I don't know what to do. When I broach the subject with him, he always has a surprisingly and disarming logical argument for everything and I find myself even doubting he has a mental health issue. When I spent a few hours with him, it was clear he was unwell. He's a bit like a young child, it's really sad.

He is wary of me and anyone who confronts him about his mental health. He reacts badly to what he perceives as a betrayal, which in fact is an attempt to get him health care. My mother is talking to him and trying to get him to visit her.

I've called help lines. We've been through this, literally, dozens of times with my sister (and late brother) and she has been turned away from hospital many times, unwell. We have to wait until the person is past the point of no return in terms of psychosis.

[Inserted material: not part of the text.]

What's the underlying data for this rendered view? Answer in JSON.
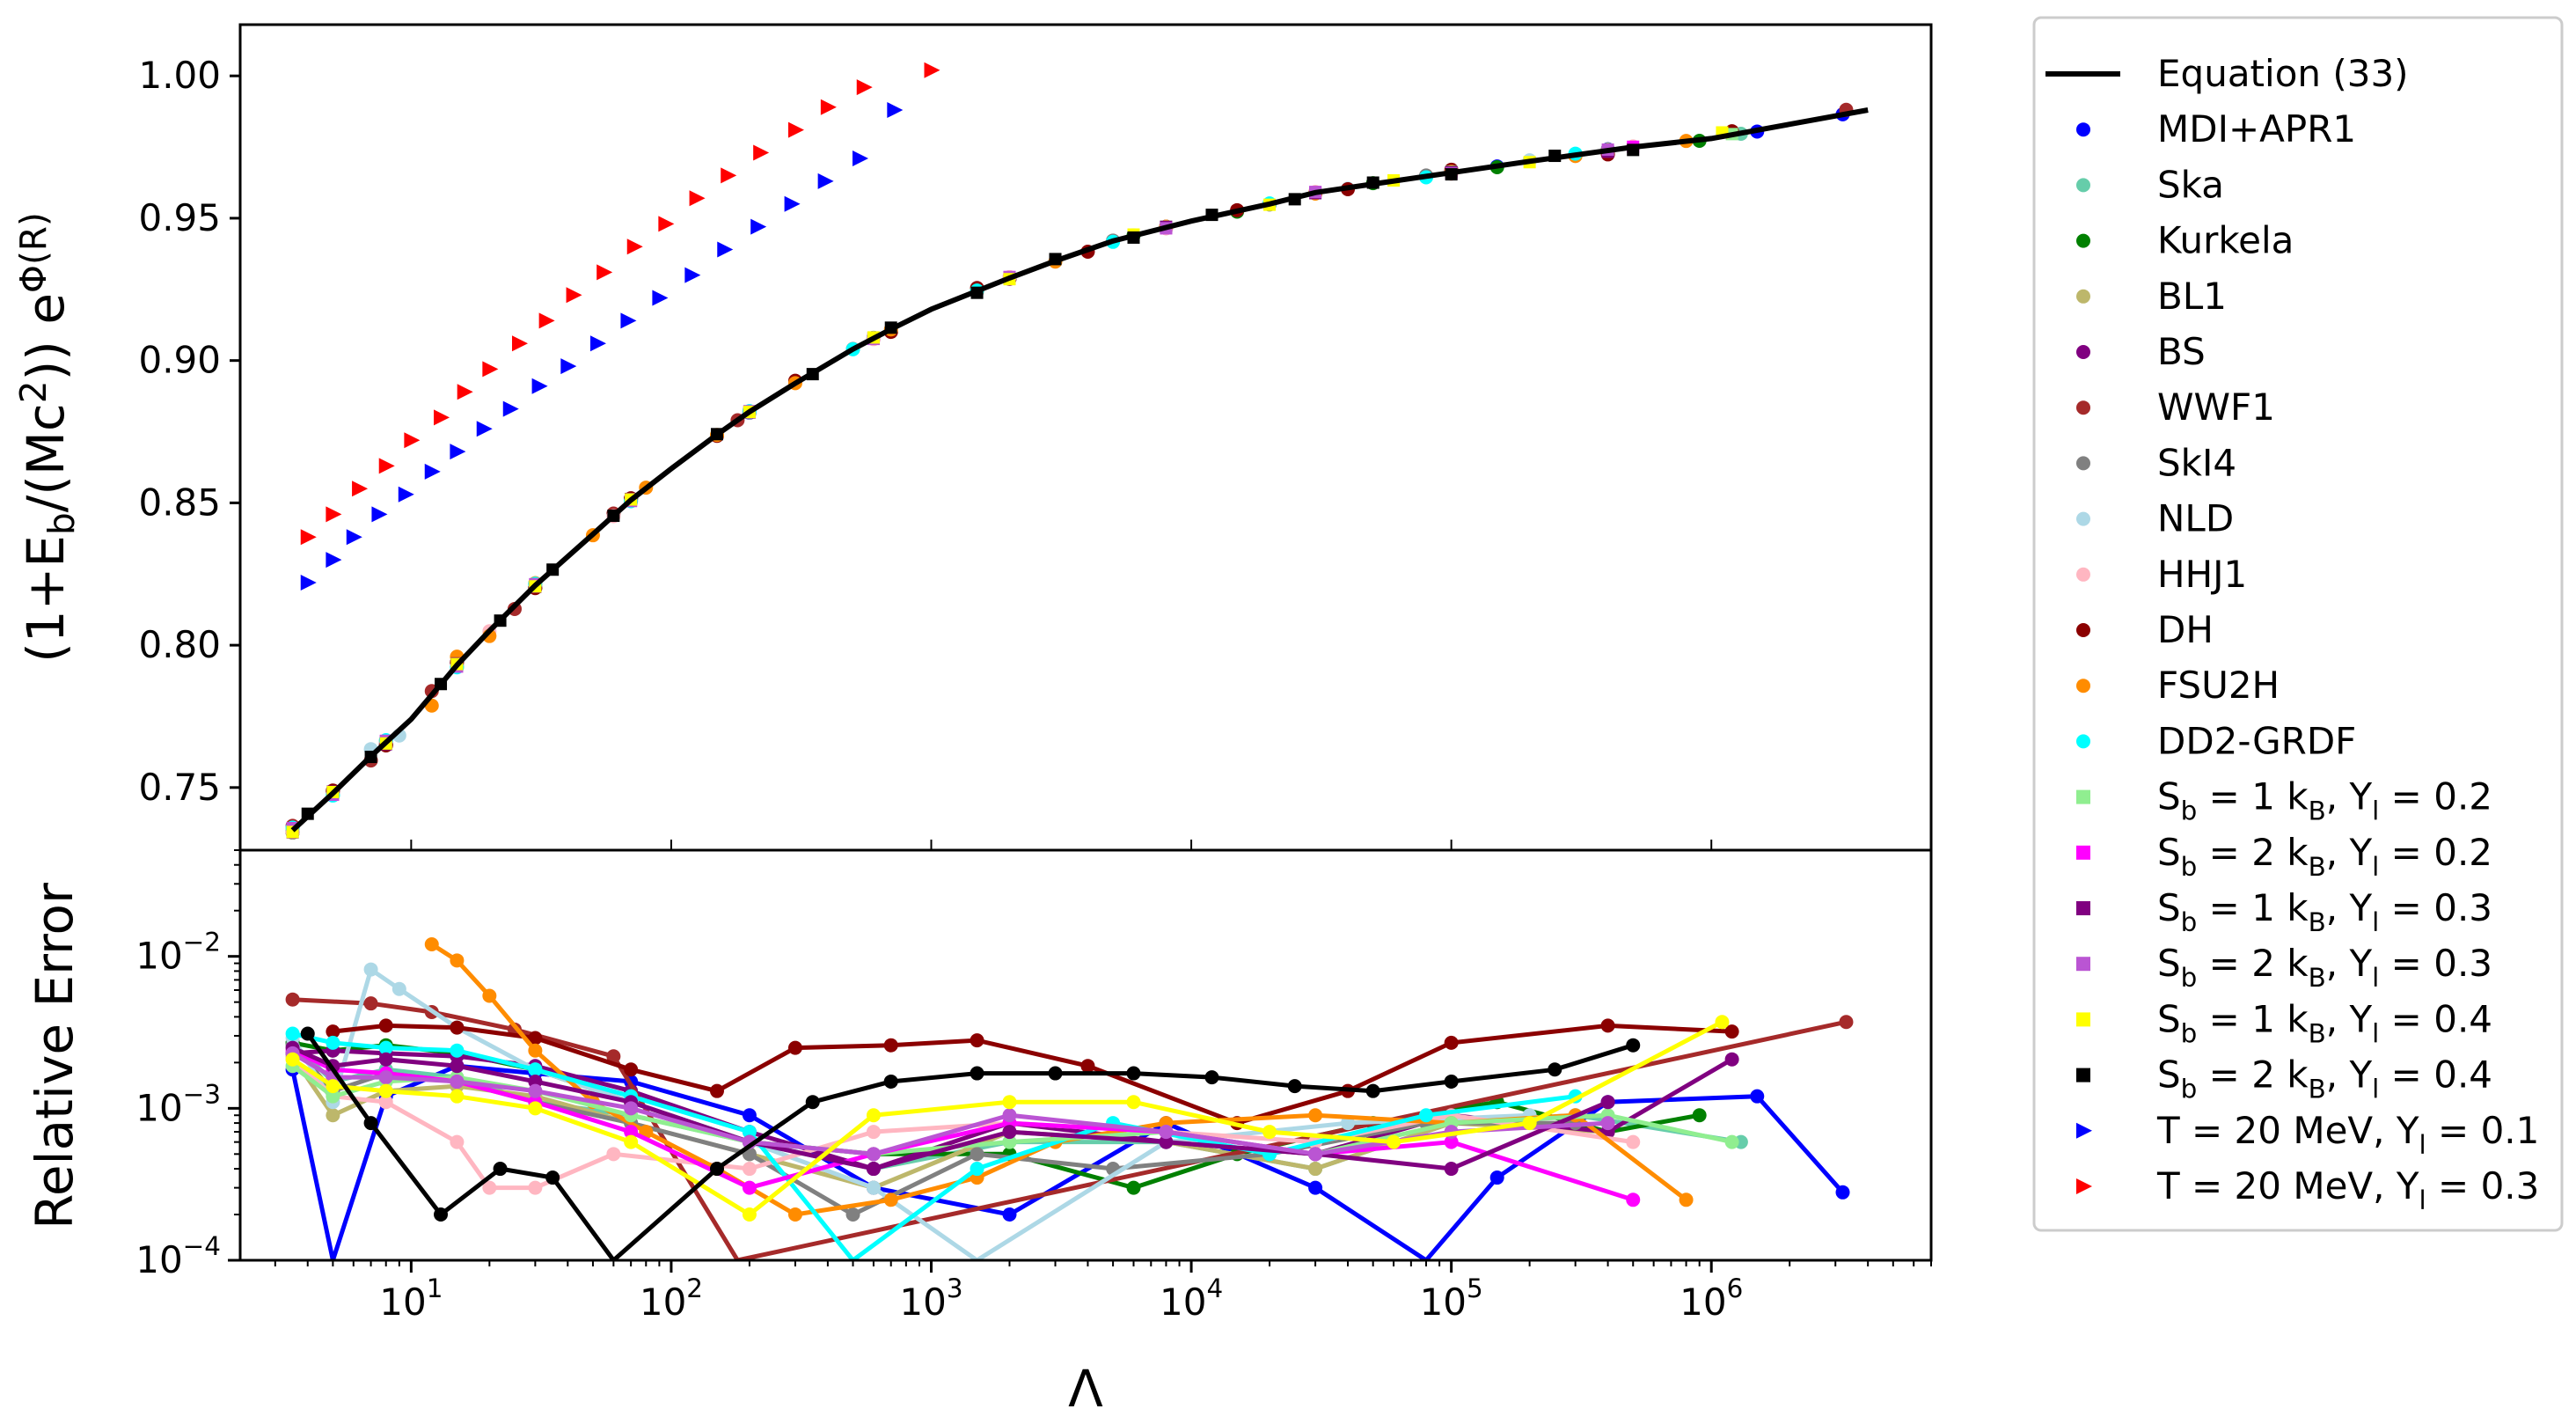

I don't know what to do. He's not acute enough for an ambulance. I'm reluctant to call the mental health team. They will probably visit, but they're unlikely do anything at this point, which will cause another drama. I don't want to make the situation worse.

What I'm looking for

As a parent, how can I best help him? Is there anything I can do that will help? What can I do to help myself and my other children cope?

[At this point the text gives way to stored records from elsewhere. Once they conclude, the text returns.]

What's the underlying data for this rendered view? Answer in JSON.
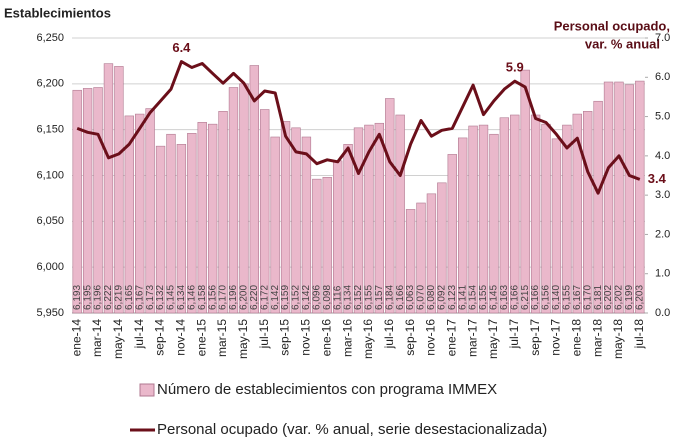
{
  "chart_data": {
    "type": "bar",
    "y_axis_title": "Establecimientos",
    "y2_axis_title_lines": [
      "Personal ocupado,",
      "var. %  anual"
    ],
    "categories": [
      "ene-14",
      null,
      "mar-14",
      null,
      "may-14",
      null,
      "jul-14",
      null,
      "sep-14",
      null,
      "nov-14",
      null,
      "ene-15",
      null,
      "mar-15",
      null,
      "may-15",
      null,
      "jul-15",
      null,
      "sep-15",
      null,
      "nov-15",
      null,
      "ene-16",
      null,
      "mar-16",
      null,
      "may-16",
      null,
      "jul-16",
      null,
      "sep-16",
      null,
      "nov-16",
      null,
      "ene-17",
      null,
      "mar-17",
      null,
      "may-17",
      null,
      "jul-17",
      null,
      "sep-17",
      null,
      "nov-17",
      null,
      "ene-18",
      null,
      "mar-18",
      null,
      "may-18",
      null,
      "jul-18"
    ],
    "ylim": [
      5950,
      6250
    ],
    "yticks": [
      {
        "value": 5950,
        "label": "5,950"
      },
      {
        "value": 6000,
        "label": "6,000"
      },
      {
        "value": 6050,
        "label": "6,050"
      },
      {
        "value": 6100,
        "label": "6,100"
      },
      {
        "value": 6150,
        "label": "6,150"
      },
      {
        "value": 6200,
        "label": "6,200"
      },
      {
        "value": 6250,
        "label": "6,250"
      }
    ],
    "y2lim": [
      0,
      7
    ],
    "y2ticks": [
      {
        "value": 0,
        "label": "0.0"
      },
      {
        "value": 1,
        "label": "1.0"
      },
      {
        "value": 2,
        "label": "2.0"
      },
      {
        "value": 3,
        "label": "3.0"
      },
      {
        "value": 4,
        "label": "4.0"
      },
      {
        "value": 5,
        "label": "5.0"
      },
      {
        "value": 6,
        "label": "6.0"
      },
      {
        "value": 7,
        "label": "7.0"
      }
    ],
    "grid": true,
    "series": [
      {
        "name": "Número de establecimientos con programa IMMEX",
        "type": "bar",
        "color": "#eab8cb",
        "edge": "#b07890",
        "values": [
          6193,
          6195,
          6196,
          6222,
          6219,
          6165,
          6167,
          6173,
          6132,
          6145,
          6134,
          6146,
          6158,
          6156,
          6170,
          6196,
          6200,
          6220,
          6172,
          6142,
          6159,
          6152,
          6142,
          6096,
          6098,
          6116,
          6134,
          6152,
          6155,
          6157,
          6184,
          6166,
          6063,
          6070,
          6080,
          6092,
          6123,
          6141,
          6154,
          6155,
          6145,
          6163,
          6166,
          6215,
          6166,
          6156,
          6140,
          6155,
          6167,
          6170,
          6181,
          6202,
          6202,
          6199,
          6203
        ],
        "value_labels": [
          "6,193",
          "6,195",
          "6,196",
          "6,222",
          "6,219",
          "6,165",
          "6,167",
          "6,173",
          "6,132",
          "6,145",
          "6,134",
          "6,146",
          "6,158",
          "6,156",
          "6,170",
          "6,196",
          "6,200",
          "6,220",
          "6,172",
          "6,142",
          "6,159",
          "6,152",
          "6,142",
          "6,096",
          "6,098",
          "6,116",
          "6,134",
          "6,152",
          "6,155",
          "6,157",
          "6,184",
          "6,166",
          "6,063",
          "6,070",
          "6,080",
          "6,092",
          "6,123",
          "6,141",
          "6,154",
          "6,155",
          "6,145",
          "6,163",
          "6,166",
          "6,215",
          "6,166",
          "6,156",
          "6,140",
          "6,155",
          "6,167",
          "6,170",
          "6,181",
          "6,202",
          "6,202",
          "6,199",
          "6,203"
        ]
      },
      {
        "name": "Personal ocupado (var. % anual, serie desestacionalizada)",
        "type": "line",
        "axis": "y2",
        "color": "#6b0f1a",
        "values": [
          4.7,
          4.6,
          4.55,
          3.95,
          4.05,
          4.3,
          4.7,
          5.1,
          5.4,
          5.7,
          6.4,
          6.25,
          6.35,
          6.1,
          5.85,
          6.1,
          5.85,
          5.4,
          5.65,
          5.6,
          4.5,
          4.1,
          4.05,
          3.8,
          3.9,
          3.85,
          4.2,
          3.55,
          4.1,
          4.55,
          3.85,
          3.5,
          4.3,
          4.9,
          4.5,
          4.65,
          4.7,
          5.25,
          5.8,
          5.05,
          5.4,
          5.7,
          5.9,
          5.75,
          4.95,
          4.85,
          4.55,
          4.2,
          4.45,
          3.6,
          3.05,
          3.7,
          4.0,
          3.5,
          3.4
        ],
        "value_labels": [
          null,
          null,
          null,
          null,
          null,
          null,
          null,
          null,
          null,
          null,
          "6.4",
          null,
          null,
          null,
          null,
          null,
          null,
          null,
          null,
          null,
          null,
          null,
          null,
          null,
          null,
          null,
          null,
          null,
          null,
          null,
          null,
          null,
          null,
          null,
          null,
          null,
          null,
          null,
          null,
          null,
          null,
          null,
          "5.9",
          null,
          null,
          null,
          null,
          null,
          null,
          null,
          null,
          null,
          null,
          null,
          "3.4"
        ]
      }
    ]
  }
}
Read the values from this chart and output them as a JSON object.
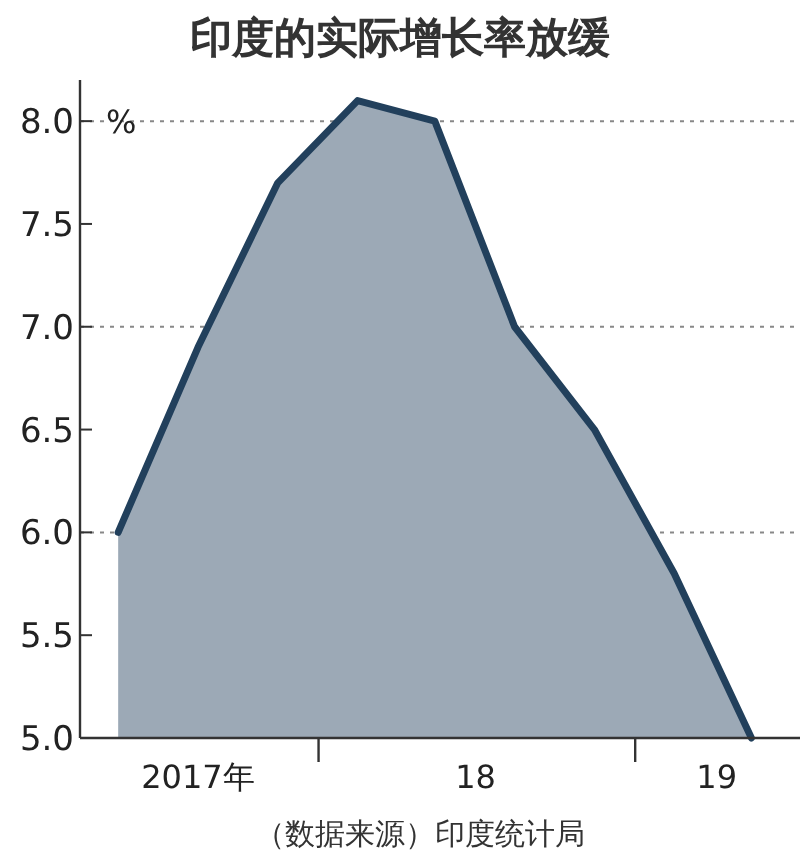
{
  "chart_data": {
    "type": "area",
    "title": "印度的实际增长率放缓",
    "ylabel": "%",
    "x": [
      "2017-05-15",
      "2017-08-15",
      "2017-11-15",
      "2018-02-15",
      "2018-05-15",
      "2018-08-15",
      "2018-11-15",
      "2019-02-15",
      "2019-05-15"
    ],
    "series": [
      {
        "color": "#22405c",
        "values": [
          6.0,
          6.9,
          7.7,
          8.1,
          8.0,
          7.0,
          6.5,
          5.8,
          5.0
        ]
      }
    ],
    "xlim": [
      "2017-04-01",
      "2019-07-10"
    ],
    "xticks": [
      {
        "value": "2017-08-15",
        "label": "2017年"
      },
      {
        "value": "2018-01-01",
        "label": null
      },
      {
        "value": "2018-07-01",
        "label": "18"
      },
      {
        "value": "2019-01-01",
        "label": null
      },
      {
        "value": "2019-04-05",
        "label": "19"
      }
    ],
    "ylim": [
      5.0,
      8.2
    ],
    "yticks": [
      {
        "value": 5.0,
        "label": "5.0"
      },
      {
        "value": 5.5,
        "label": "5.5"
      },
      {
        "value": 6.0,
        "label": "6.0"
      },
      {
        "value": 6.5,
        "label": "6.5"
      },
      {
        "value": 7.0,
        "label": "7.0"
      },
      {
        "value": 7.5,
        "label": "7.5"
      },
      {
        "value": 8.0,
        "label": "8.0"
      }
    ],
    "ref_lines": [
      {
        "axis": "y",
        "value": 6.0,
        "line_style": "dotted",
        "color": "#888888"
      },
      {
        "axis": "y",
        "value": 7.0,
        "line_style": "dotted",
        "color": "#888888"
      },
      {
        "axis": "y",
        "value": 8.0,
        "line_style": "dotted",
        "color": "#888888"
      }
    ],
    "annotations": [
      "（数据来源）印度统计局"
    ]
  }
}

I know professional help is what is needed, but here I'm looking for emotional coping and parenting skills, rather than medical advice.

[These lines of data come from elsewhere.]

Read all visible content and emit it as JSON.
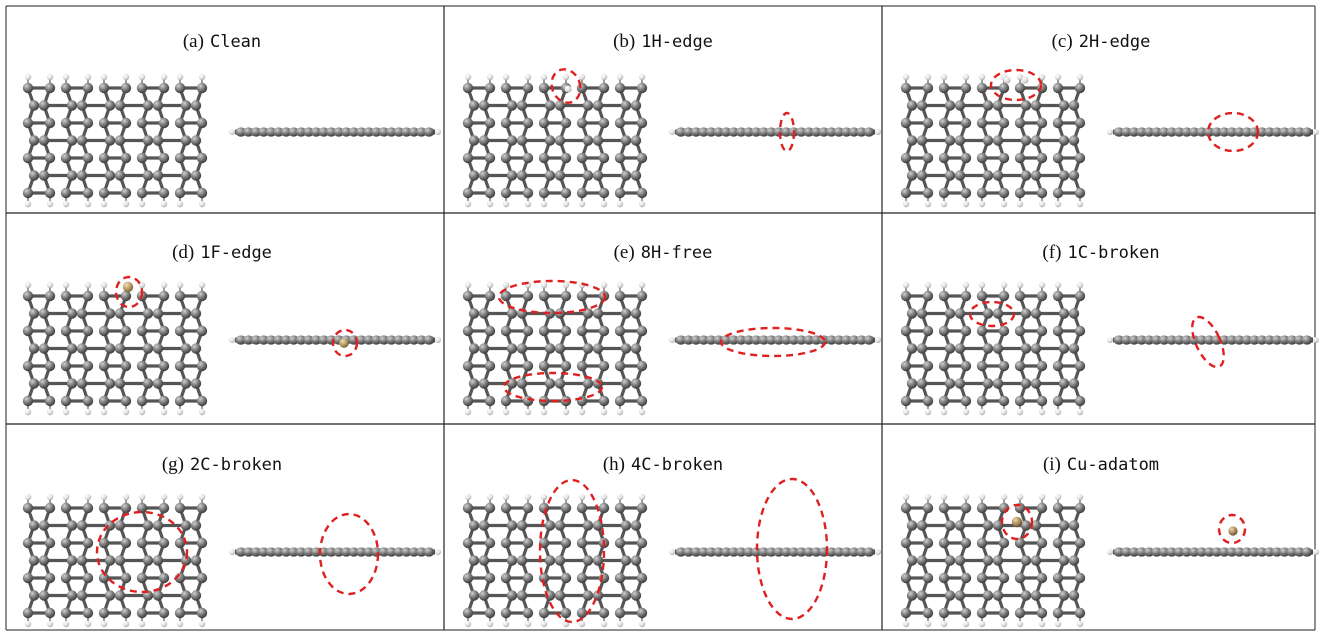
{
  "panels": [
    {
      "prefix": "(a)",
      "code": "Clean"
    },
    {
      "prefix": "(b)",
      "code": "1H-edge"
    },
    {
      "prefix": "(c)",
      "code": "2H-edge"
    },
    {
      "prefix": "(d)",
      "code": "1F-edge"
    },
    {
      "prefix": "(e)",
      "code": "8H-free"
    },
    {
      "prefix": "(f)",
      "code": "1C-broken"
    },
    {
      "prefix": "(g)",
      "code": "2C-broken"
    },
    {
      "prefix": "(h)",
      "code": "4C-broken"
    },
    {
      "prefix": "(i)",
      "code": "Cu-adatom"
    }
  ],
  "colors": {
    "carbon": "#6f6f6f",
    "hydrogen": "#e6e6e6",
    "fluorine": "#b89b63",
    "copper": "#a88a5c",
    "highlight": "#e02020",
    "grid_line": "#222222"
  }
}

Edited to add: All family members have therapists.

  • If this is too many questions - let me know and I will edit it Commented Sep 3, 2017 at 2:34
  • 3
    You mention you are on medication for depression and PTSD but are you also seeing a therapist? I would think you could get advice from the therapist on what is best for you to do at this point for yourself, for him, and for the other 2 minor children. A therapist likely also knows what options are available to you in such a situation.
    – threetimes
    Commented Sep 3, 2017 at 6:44
  • 1
    I think the people who can best answer this are people with children such as your son. All parents go through troubles, but yours are of an uncommon (unfortunately increasingly common) kind. Hopefully someone will have some helpful information for you. Commented Sep 3, 2017 at 23:14
  • I agree with what @threetimes says. Your therapist is more intimately familiar with the situation than any of us could hope to be no matter how much you write. Situations like these are incredibly complex, and speaking from (similar but not nearly as bad) experience, this is not going to be resolved without professional help - both for you and your son. Your therapist might also be familiar with less 'hospital-like' treatment centres which could possibly be easier to accept for your son.
    – Tijmen
    Commented Nov 30, 2017 at 17:52
  • If you don’t mind me asking, how have things come to be? Your son sounds a lot like me: starting from a family history similar to yours and including my mother being blamed for causing my father’s death by his mother! (Suicide / huge heroin overdose while driving) I’ve been very reluctant to seek treatment as well. Recently, I’ve decided to step up and give treatment a try. Did he as well?
    – Ko8lez
    Commented Mar 31, 2018 at 21:23

1 Answer 1


There is very little you can do. Until someone accepts they have mental health challenges that need to be addressed you can't force them into treatment. As a parent this can be devastating to watch. Having a serious mental illness myself I have a simple rule, if you want to be in my life and have mental health issues then you have to be active in your treatment. I don't expect them to be well all the time, or not struggle with their issues I just expect them to accept they have a problem and work towards making it better. Otherwise I'm just watching someone I love spiral out of control and it brings me down with them. I've lost some friends and family over the years since I've adopted this approach but I've been a lot healthier since. I had to stop focusing on them and putting my self-care first. Accepting that you've already done your best and can't do more is hard, but may be on the only path forward.